There are also many parents who ask me how to deal with their children’s fever. On the Internet, some people take antipyretics when the temperature is above 38.5, and some people say they can take antipyretics to enhance their immunity. In fact, there is really no need to stick to the temperature. Among the pediatricians I have contacted, some believe that as long as the child is in good spirits, it can be treated even if the temperature is 39 degrees. For cooling and observation, some people advocate that medication can be given at 38 degrees Celsius to avoid febrile convulsions. The core judgment criterion is always the child's condition: if the child can run, play and eat, there is no need to rush to give medicine even if the fever reaches 38.8 degrees Celsius. If the temperature is 38.8 degrees Celsius or 38.8 degrees Celsius, there is no need to rush to the hospital. Oh, by the way, don’t believe in the trick of covering up sweat to reduce fever. Last year, our department admitted a 1-year-old baby with a fever of 39 degrees. The parents wrapped him in three quilts to cover up the sweat. When he was delivered, he already suffered from heat stroke. It took him three days to rescue him before he was out of danger. This is really a hard lesson.

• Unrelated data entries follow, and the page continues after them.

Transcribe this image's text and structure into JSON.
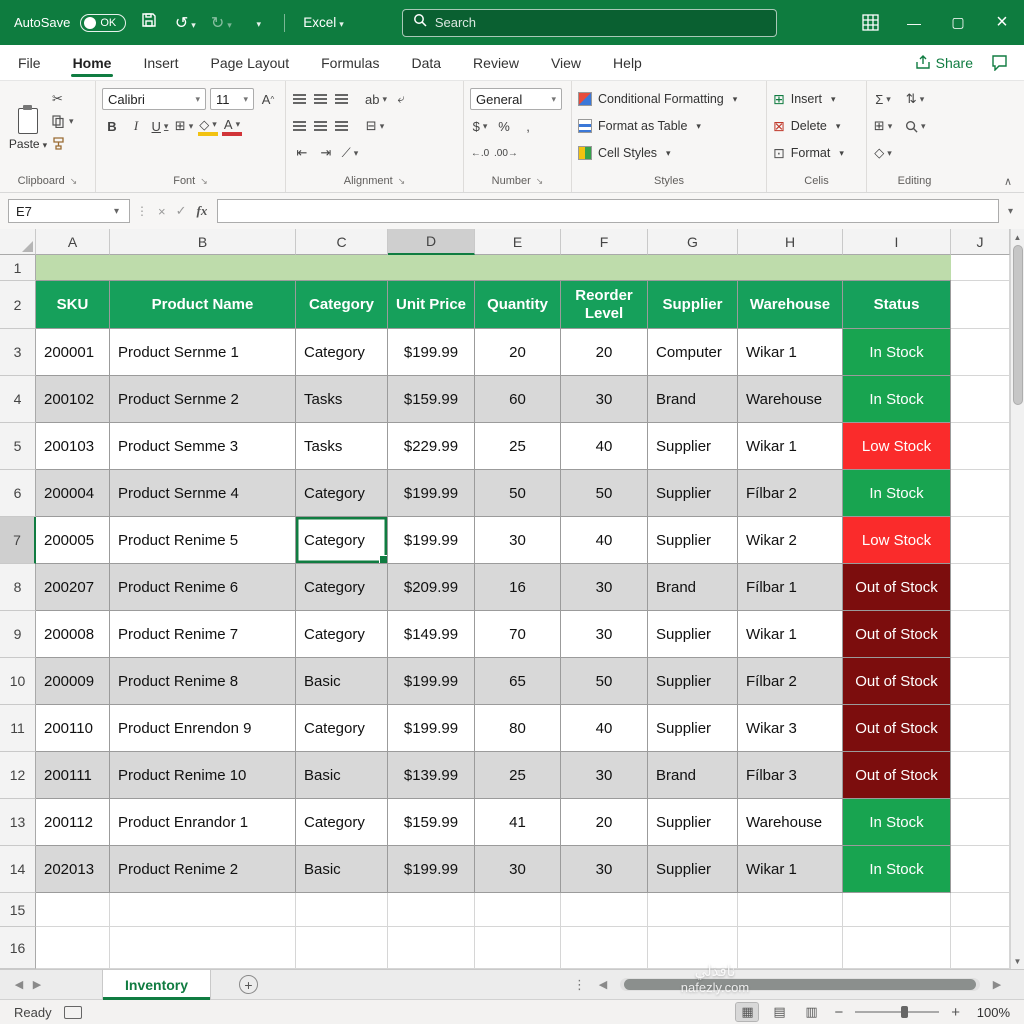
{
  "titlebar": {
    "autosave_label": "AutoSave",
    "autosave_state": "OK",
    "app_name": "Excel",
    "search_placeholder": "Search"
  },
  "menubar": {
    "tabs": [
      "File",
      "Home",
      "Insert",
      "Page Layout",
      "Formulas",
      "Data",
      "Review",
      "View",
      "Help"
    ],
    "active_tab": "Home",
    "share_label": "Share"
  },
  "ribbon": {
    "paste_label": "Paste",
    "font_name": "Calibri",
    "font_size": "11",
    "bold_label": "B",
    "italic_label": "I",
    "underline_label": "U",
    "number_format": "General",
    "currency_label": "$",
    "percent_label": "%",
    "comma_label": ",",
    "conditional_formatting_label": "Conditional Formatting",
    "format_as_table_label": "Format as Table",
    "cell_styles_label": "Cell Styles",
    "insert_label": "Insert",
    "delete_label": "Delete",
    "format_label": "Format",
    "autosum_label": "Σ",
    "group_labels": [
      "Clipboard",
      "Font",
      "Alignment",
      "Number",
      "Styles",
      "Celis",
      "Editing"
    ]
  },
  "formula_bar": {
    "name_box": "E7",
    "fx_label": "fx",
    "formula_value": ""
  },
  "grid": {
    "columns": [
      "A",
      "B",
      "C",
      "D",
      "E",
      "F",
      "G",
      "H",
      "I",
      "J"
    ],
    "row_numbers": [
      1,
      2,
      3,
      4,
      5,
      6,
      7,
      8,
      9,
      10,
      11,
      12,
      13,
      14,
      15,
      16
    ],
    "selected_column": "D",
    "selected_row": 7,
    "selected_cell": {
      "row": 7,
      "col": "C"
    },
    "headers": [
      "SKU",
      "Product Name",
      "Category",
      "Unit Price",
      "Quantity",
      "Reorder Level",
      "Supplier",
      "Warehouse",
      "Status"
    ],
    "rows": [
      {
        "cells": [
          "200001",
          "Product Sernme 1",
          "Category",
          "$199.99",
          "20",
          "20",
          "Computer",
          "Wikar 1",
          "In Stock"
        ],
        "status": "in-stock"
      },
      {
        "cells": [
          "200102",
          "Product Sernme 2",
          "Tasks",
          "$159.99",
          "60",
          "30",
          "Brand",
          "Warehouse",
          "In Stock"
        ],
        "status": "in-stock"
      },
      {
        "cells": [
          "200103",
          "Product Semme 3",
          "Tasks",
          "$229.99",
          "25",
          "40",
          "Supplier",
          "Wikar 1",
          "Low Stock"
        ],
        "status": "low-stock"
      },
      {
        "cells": [
          "200004",
          "Product Sernme 4",
          "Category",
          "$199.99",
          "50",
          "50",
          "Supplier",
          "Fílbar 2",
          "In Stock"
        ],
        "status": "in-stock"
      },
      {
        "cells": [
          "200005",
          "Product Renime 5",
          "Category",
          "$199.99",
          "30",
          "40",
          "Supplier",
          "Wikar 2",
          "Low Stock"
        ],
        "status": "low-stock"
      },
      {
        "cells": [
          "200207",
          "Product Renime 6",
          "Category",
          "$209.99",
          "16",
          "30",
          "Brand",
          "Fílbar 1",
          "Out of Stock"
        ],
        "status": "out-of-stock"
      },
      {
        "cells": [
          "200008",
          "Product Renime 7",
          "Category",
          "$149.99",
          "70",
          "30",
          "Supplier",
          "Wikar 1",
          "Out of Stock"
        ],
        "status": "out-of-stock"
      },
      {
        "cells": [
          "200009",
          "Product Renime 8",
          "Basic",
          "$199.99",
          "65",
          "50",
          "Supplier",
          "Fílbar 2",
          "Out of Stock"
        ],
        "status": "out-of-stock"
      },
      {
        "cells": [
          "200110",
          "Product Enrendon 9",
          "Category",
          "$199.99",
          "80",
          "40",
          "Supplier",
          "Wikar 3",
          "Out of Stock"
        ],
        "status": "out-of-stock"
      },
      {
        "cells": [
          "200111",
          "Product Renime 10",
          "Basic",
          "$139.99",
          "25",
          "30",
          "Brand",
          "Fílbar 3",
          "Out of Stock"
        ],
        "status": "out-of-stock"
      },
      {
        "cells": [
          "200112",
          "Product Enrandor 1",
          "Category",
          "$159.99",
          "41",
          "20",
          "Supplier",
          "Warehouse",
          "In Stock"
        ],
        "status": "in-stock"
      },
      {
        "cells": [
          "202013",
          "Product Renime 2",
          "Basic",
          "$199.99",
          "30",
          "30",
          "Supplier",
          "Wikar 1",
          "In Stock"
        ],
        "status": "in-stock"
      }
    ]
  },
  "sheet_bar": {
    "tabs": [
      {
        "label": "Inventory",
        "active": true
      }
    ]
  },
  "status_bar": {
    "mode": "Ready",
    "zoom": "100%"
  },
  "watermark": {
    "line1": "نافذلي",
    "line2": "nafezly.com"
  },
  "colors": {
    "titlebar_green": "#0E7C3F",
    "accent_green": "#107C41",
    "table_header_bg": "#16A05B",
    "banner_row_bg": "#BEDCAB",
    "banded_row_bg": "#D8D8D8",
    "in_stock_bg": "#18A450",
    "low_stock_bg": "#FA2B2B",
    "out_of_stock_bg": "#7C0D0D"
  }
}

Oh, by the way, last time a parent asked me if I wanted to spend more than 3,000 to get a first aid certificate. She said that the certificate is internationally accepted. I directly advised her not to spend this wasted money. If you just protect your own children and the children of relatives around you, follow free open classes at community hospitals and local Red Cross societies, practice the Heimlich and CPR gestures twice, and read through the thin booklet distributed for free, it will be enough. When we ordinary people learn this, we are not meant to be professional first aiders, but we want to not do any harm to the children during the golden ten minutes when 120 arrives, and we can do whatever we can to help the children, right?